There are a lot of ideas and suggestions out there about how to help your church grow. Many of them are focused on changes which you need to make with your church, often related to advertising, marketing, assimilation, welcome strategies, etc.
These can be helpful in achieving some of your growth goals. But today, we need to focus on something much more core and central to your growth goals. We have to go to the one indisputable factor which cannot be ignored if you want your church to grow. This factor is inescapable and must be addressed. In fact, failure to address this one factor is perhaps the number one reason why churches fail to grow. If you overcome this one hurdle, then you have some hope of making progress in the growth of your church. But without this factor being dealt with, it is certain that you will not achieve sustainable church growth.
What is this one factor which will either propel or prevent your church from moving forward into growth? It is you!
A study of the ten largest churches in America a while back took a look at the tenure of the pastors in each church. To a church, every one of those pastors had been at the church for 20 years or more. Now this doesn’t prove my statement that you are the primary factor helping or inhibiting your church’s growth, but it does provide a strong indication that the pastor is critical. In fact, in C.Peter Wagner’s book Your Church Can Grow: Seven Vitals Signs of a Healthy Church, he indicates that the pastor is one of the top 7 factors affecting a church’s growth.
As you think about the growth of your church, there are three key areas in which many leaders fail. This is not the fault of the church, the community, the leaders, the age of the building, the lack of giving of the members, the board that keeps nixing your ideas. It is the fault of the leader him or herself. It comes down to you and the way you plan for growth in your church.
Here are the three reasons why leaders fail to see their church grow:
1. You don’t know what your growth strategy is.

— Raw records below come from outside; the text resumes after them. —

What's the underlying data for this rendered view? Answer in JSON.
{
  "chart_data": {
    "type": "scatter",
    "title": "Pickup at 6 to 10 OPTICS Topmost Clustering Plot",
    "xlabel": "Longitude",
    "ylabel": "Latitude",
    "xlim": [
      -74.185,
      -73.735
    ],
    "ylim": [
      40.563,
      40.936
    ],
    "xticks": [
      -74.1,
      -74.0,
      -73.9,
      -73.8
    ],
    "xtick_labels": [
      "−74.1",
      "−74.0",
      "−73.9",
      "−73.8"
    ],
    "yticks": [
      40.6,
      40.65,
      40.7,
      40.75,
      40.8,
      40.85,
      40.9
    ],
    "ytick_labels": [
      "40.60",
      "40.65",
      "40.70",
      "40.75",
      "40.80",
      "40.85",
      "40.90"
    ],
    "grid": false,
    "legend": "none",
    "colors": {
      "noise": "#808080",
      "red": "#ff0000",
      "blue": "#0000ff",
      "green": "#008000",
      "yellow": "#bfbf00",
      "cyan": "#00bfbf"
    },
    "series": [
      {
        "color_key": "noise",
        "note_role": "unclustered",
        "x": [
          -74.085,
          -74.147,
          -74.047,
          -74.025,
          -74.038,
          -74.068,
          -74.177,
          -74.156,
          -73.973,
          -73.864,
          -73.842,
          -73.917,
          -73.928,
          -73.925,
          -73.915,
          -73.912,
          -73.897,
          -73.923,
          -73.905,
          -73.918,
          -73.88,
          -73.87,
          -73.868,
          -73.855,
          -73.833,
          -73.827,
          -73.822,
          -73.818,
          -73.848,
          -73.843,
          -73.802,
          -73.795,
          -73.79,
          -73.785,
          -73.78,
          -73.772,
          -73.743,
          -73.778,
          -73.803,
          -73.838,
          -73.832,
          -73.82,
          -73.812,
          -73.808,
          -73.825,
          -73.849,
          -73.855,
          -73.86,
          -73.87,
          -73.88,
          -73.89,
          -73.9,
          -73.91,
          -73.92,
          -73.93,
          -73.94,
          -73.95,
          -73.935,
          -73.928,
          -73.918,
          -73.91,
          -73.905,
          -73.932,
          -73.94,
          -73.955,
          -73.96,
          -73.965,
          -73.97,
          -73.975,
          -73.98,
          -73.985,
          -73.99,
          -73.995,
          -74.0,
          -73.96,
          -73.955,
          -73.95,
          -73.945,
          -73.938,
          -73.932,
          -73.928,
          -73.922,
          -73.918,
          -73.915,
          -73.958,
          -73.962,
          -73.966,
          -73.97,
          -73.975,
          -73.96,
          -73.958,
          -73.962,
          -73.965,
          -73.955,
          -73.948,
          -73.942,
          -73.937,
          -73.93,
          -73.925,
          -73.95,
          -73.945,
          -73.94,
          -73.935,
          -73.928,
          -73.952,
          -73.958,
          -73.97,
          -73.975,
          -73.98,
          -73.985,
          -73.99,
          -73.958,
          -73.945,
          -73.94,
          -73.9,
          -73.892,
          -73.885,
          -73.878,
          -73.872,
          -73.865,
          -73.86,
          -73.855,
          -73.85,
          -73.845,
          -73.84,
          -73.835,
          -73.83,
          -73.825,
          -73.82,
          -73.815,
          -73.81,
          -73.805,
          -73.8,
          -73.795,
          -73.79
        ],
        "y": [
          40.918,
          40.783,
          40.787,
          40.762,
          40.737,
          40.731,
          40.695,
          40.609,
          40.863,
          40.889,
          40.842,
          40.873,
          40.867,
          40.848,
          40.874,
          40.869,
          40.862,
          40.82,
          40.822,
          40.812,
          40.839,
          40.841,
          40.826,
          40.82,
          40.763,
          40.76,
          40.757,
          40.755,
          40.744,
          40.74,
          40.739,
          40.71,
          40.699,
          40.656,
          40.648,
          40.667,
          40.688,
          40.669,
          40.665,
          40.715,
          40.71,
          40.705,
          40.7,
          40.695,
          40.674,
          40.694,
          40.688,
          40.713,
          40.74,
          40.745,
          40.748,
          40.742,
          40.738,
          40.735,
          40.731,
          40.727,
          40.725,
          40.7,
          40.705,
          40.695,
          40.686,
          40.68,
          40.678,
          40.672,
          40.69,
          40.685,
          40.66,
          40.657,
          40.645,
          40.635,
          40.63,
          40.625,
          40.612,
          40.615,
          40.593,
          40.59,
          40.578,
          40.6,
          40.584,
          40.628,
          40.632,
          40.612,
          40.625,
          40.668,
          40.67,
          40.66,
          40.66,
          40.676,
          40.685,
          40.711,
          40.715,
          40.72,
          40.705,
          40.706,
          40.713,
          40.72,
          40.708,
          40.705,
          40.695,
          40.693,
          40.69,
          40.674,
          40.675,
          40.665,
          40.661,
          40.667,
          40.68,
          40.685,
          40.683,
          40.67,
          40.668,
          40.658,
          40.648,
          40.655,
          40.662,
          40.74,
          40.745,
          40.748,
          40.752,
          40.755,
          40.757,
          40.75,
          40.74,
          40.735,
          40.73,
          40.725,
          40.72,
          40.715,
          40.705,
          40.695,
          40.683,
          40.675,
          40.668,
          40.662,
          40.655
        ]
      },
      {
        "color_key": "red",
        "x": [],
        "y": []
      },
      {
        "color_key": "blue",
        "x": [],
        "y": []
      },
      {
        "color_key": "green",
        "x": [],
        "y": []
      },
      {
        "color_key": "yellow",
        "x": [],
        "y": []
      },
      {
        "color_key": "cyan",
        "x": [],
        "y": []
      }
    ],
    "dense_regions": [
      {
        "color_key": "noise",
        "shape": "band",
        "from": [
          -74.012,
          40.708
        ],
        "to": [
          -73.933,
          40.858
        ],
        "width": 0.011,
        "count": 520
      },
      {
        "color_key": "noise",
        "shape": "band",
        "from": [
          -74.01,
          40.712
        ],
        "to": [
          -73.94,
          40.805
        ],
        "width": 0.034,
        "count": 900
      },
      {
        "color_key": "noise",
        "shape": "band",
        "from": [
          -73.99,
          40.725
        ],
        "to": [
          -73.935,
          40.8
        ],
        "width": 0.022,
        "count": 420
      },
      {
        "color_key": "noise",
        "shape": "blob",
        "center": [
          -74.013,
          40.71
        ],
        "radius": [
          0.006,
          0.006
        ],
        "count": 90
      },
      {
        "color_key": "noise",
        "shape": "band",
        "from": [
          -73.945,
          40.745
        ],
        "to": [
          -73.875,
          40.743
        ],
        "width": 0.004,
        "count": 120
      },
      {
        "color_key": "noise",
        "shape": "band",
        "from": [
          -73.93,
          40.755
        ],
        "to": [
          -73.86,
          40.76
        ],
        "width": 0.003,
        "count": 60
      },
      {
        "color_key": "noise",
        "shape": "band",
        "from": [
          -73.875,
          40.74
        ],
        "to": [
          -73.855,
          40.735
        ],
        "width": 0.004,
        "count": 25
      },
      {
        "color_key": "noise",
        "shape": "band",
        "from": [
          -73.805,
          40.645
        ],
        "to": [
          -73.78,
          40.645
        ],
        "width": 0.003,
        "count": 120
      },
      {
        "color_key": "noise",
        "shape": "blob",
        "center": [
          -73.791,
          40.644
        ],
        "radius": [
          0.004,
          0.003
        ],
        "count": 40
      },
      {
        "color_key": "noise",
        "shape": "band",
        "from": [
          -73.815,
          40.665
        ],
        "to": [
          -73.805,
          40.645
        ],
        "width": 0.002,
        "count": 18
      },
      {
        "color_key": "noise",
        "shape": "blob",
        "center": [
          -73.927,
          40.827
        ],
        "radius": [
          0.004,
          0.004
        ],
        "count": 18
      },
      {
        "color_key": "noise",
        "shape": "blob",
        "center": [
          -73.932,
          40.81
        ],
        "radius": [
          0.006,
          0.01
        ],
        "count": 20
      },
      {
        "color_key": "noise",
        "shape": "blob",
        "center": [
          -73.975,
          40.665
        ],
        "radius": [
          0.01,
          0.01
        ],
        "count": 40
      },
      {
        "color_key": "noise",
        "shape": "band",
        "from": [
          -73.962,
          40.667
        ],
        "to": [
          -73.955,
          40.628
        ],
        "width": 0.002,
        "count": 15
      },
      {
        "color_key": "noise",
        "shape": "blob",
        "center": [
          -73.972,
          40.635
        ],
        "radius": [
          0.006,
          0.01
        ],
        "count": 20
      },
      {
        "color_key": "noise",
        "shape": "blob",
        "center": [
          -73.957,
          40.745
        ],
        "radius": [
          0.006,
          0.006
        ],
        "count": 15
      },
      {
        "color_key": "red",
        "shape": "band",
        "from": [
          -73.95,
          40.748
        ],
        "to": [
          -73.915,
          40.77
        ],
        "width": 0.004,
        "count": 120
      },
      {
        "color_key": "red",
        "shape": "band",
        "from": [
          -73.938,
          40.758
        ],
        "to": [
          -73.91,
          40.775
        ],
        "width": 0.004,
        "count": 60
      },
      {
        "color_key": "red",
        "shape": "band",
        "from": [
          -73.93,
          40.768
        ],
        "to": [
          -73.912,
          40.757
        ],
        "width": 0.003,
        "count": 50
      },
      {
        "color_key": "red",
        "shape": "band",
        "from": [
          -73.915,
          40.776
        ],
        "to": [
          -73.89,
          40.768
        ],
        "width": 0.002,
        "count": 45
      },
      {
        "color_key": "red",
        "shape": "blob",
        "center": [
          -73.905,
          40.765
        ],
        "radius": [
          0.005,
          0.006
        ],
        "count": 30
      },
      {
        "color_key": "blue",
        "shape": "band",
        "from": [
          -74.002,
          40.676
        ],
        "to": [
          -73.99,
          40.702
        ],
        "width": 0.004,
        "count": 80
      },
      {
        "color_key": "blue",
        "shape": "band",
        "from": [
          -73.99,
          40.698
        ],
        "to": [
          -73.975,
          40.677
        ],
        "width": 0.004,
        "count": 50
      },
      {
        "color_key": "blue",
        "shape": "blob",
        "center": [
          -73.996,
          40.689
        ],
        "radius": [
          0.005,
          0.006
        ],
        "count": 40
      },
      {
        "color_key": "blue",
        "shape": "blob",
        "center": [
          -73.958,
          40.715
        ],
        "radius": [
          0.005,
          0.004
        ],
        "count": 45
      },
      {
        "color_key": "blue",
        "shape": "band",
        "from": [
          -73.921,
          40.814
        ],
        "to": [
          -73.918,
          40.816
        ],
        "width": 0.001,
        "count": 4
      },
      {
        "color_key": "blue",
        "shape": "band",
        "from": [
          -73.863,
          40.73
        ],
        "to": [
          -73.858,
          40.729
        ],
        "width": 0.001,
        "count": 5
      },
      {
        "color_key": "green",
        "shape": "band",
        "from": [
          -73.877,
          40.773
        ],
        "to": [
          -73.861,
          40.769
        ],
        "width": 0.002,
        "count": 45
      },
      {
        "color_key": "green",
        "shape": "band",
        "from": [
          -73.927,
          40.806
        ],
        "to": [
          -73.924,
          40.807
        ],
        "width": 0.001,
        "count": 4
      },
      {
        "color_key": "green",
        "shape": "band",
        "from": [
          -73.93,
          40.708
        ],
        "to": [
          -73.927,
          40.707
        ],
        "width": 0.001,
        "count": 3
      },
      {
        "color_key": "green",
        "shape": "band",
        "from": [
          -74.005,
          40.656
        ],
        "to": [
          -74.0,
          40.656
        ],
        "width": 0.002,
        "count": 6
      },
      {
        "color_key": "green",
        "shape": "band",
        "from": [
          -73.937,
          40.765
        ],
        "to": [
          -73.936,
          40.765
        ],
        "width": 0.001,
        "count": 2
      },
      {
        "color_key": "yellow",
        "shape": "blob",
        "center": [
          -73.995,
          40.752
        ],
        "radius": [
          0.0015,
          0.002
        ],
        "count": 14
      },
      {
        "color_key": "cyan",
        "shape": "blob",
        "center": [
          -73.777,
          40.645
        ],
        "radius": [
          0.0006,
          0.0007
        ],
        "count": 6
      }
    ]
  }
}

You haven’t clearly defined what exactly your plan is to grow the church. You cannot express it in one simple sentence. If you can, it is not clear, compelling, or convincing. If faced with a completely free day where you could do anything you want to help your church grow, you do not know how you would spend the time. If someone gave you a million dollars for your church, you do not know how to spend that money to make your church experience sustained growth. Sure, you could give away a few hundred flat screen TV’s one Sunday, but that would not sustain over the long haul. You do not have a clear plan, and that is one of the major reasons why your church does not grow.
2. You have an unwillingness to say “no.”
Most church pastors want to keep their people happy. Because of this, it is sometimes difficult for pastors to say “no” to their people when they come up with a new idea for the church. So imagine this situation: a member approaches the pastor about a new idea (probably the fad-of-the-month in Christendom). This idea will cost the church time, money, volunteer energy, paid staff time and energy. But because the church hasn’t clearly defined what they are about, the pastor simply agrees because he has no good reason to say “no” and he wants to keep people happy.
So because the church can’t say “no,” it ends up saying “yes” to everything. Because of this, the church cannot excel at anything because it is trying to do too much. Learn to say “no,” and you will begin saying “yes” to success for your church.
3. You fail to align daily activities in the church with your strategy.
If you are smart enough to avoid the first failure trap of not having clarity and you are courageous enough to say “no” to activities which are not consistent with your goals, then you must finally be strong enough to align your daily activities with your church goals.
Here is where many church leaders miss the mark. Life gets too busy, too distracting, and we lose the ability to make decisions which help us succeed in our church goals.
So throughout your day, there must be a relentless concentration upon what is important, what is pre-eminent, for the success of your church.
The question must be asked for each activity in the church if it is consistent with the church goals. The victory is found in your daily activity. A focused day leads to a productive week. Four productive weeks lead to a great month. Twelve great months lead to an awesome year. Do that for a while and you will find yourself in a successful church.
So there are three common reasons why churches fail. Every one of these is under the control of the pastor and church leadership. Which one is the most likely cause of hindrance in your church? You don’t have to fix all of these at once. Find one and start working on it, and you will begin moving your church on the right direction. And that is another definition of success.